The first season of Cheers received critical acclaim, but it wasn’t a ratings hit. It was only with the second season that ratings started to pick up and it slowly became the commercial success it’s now known as. The writing of the second season takes a bit of a turn for the worse, in large measure due to the decision to make Sam play a shitheel role for a number of episodes. This may be important for storyline reasons, but it’s hard as a viewer to see a character you’ve come to like behaving reprehensibly episode after episode. That said, season two is still pretty good, largely for the same reasons as the first, and continues to be very funny for the most part.

Season three sees the introduction of psychiatrist Dr Frasier Crane (Kelsey Grammer), a breakout character who was to star in the frighteningly successful spin-off that bore his name. Frasier is a very welcome introduction to the show, and most of season three’s best moments revolve around Frasier in some way. Unfortunately, the general level of season three is notably inferior to the first two seasons, and the beginning of season three in particular contains some very disappointing episodes. One of the major problems with season three is Sam’s bartender “Coach”, a retired baseball trainer. Coach is supposed to subscribe to the trope of the dimwit with a heart of gold, but the character shows a proneness to selfish and manipulative behaviour which is very unappealing and at times difficult to watch. Coach was fine as a background character but during seasons two and three he takes too much of the spotlight, and his overacting and lame and one-dimensional jokes wear thin very fast.

The actor who played Coach, Nicholas Colasanto, became seriously ill during the filming of season three, and it’s obvious that he loses weight and looks more and more unhealthy as the season progresses. I know that Colasanto was admired by his co-stars and that many people are fond of the Coach character, so I should emphasize that the criticisms I have of Coach as a character stem from the script, and can’t be attributed to the actor’s health problems. To a lesser extent, I noticed the same phenomenon (overacting; repetitive and tiresome one-dimensional jokes) with the character of Carla, the other barmaid at Cheers. Carla’s obsessive and unrelenting dislike of Diane wears thin, and I really hope that her character sees some development or progression in coming seasons, as I’ve grown fed up of her character by the end of season three.

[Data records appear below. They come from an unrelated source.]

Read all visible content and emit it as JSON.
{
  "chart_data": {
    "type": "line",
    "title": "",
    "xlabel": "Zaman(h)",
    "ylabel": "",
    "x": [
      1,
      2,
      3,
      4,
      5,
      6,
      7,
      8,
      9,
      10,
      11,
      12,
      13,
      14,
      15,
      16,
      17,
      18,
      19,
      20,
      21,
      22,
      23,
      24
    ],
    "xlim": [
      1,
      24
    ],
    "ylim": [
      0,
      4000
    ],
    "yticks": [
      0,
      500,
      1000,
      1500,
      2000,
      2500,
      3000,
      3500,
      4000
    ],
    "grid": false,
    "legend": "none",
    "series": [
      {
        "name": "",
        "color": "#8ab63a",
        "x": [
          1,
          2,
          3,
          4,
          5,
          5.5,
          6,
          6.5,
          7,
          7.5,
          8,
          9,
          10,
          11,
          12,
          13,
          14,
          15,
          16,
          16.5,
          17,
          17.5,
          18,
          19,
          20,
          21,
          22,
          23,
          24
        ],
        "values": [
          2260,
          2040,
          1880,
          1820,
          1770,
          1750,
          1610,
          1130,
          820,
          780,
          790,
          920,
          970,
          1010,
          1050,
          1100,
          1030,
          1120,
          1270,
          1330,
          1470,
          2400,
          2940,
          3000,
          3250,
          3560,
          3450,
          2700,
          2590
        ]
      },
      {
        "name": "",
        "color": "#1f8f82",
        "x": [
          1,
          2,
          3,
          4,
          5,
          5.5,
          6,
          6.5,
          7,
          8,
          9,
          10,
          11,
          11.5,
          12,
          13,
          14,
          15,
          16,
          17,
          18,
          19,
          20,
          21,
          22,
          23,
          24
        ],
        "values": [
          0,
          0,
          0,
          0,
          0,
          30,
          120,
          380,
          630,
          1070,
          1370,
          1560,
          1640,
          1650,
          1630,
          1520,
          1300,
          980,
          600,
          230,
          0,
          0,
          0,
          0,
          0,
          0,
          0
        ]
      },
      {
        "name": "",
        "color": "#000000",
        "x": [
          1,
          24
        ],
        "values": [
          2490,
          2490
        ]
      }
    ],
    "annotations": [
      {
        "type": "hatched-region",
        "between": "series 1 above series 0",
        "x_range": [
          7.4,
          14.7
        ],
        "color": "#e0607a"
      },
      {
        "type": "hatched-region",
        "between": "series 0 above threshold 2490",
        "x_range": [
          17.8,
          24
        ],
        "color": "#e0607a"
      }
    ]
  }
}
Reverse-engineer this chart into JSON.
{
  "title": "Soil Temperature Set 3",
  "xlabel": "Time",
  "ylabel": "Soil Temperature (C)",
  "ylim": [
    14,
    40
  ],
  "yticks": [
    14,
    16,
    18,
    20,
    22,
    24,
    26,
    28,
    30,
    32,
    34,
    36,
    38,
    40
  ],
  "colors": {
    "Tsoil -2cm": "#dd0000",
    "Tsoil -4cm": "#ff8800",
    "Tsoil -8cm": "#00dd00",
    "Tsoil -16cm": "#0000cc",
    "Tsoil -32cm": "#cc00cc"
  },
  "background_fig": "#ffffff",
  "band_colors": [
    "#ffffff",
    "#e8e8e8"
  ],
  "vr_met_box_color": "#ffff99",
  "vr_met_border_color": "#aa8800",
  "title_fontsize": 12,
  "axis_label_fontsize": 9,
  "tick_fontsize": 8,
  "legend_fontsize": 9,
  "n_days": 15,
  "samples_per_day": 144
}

You can get all eleven seasons of Cheers for twenty or thirty pounds in the UK. 270 episodes is a lot to get through, but it’s pretty low-effort fare which lends itself well to regular viewing. Fingers crossed we can stick it out, because Cheers has the potential to keep T. and I entertained for a long time to come. I’m hopeful that the arrival of new character Woody (another breakout role, this time for Woody Harrelson) will see season four come close to the heights of season one. If not, we might just have to move on to Frasier itself. But the first season of Cheers is easy to recommend to anyone, and if you haven’t seen it, it’s well worth the price of admission.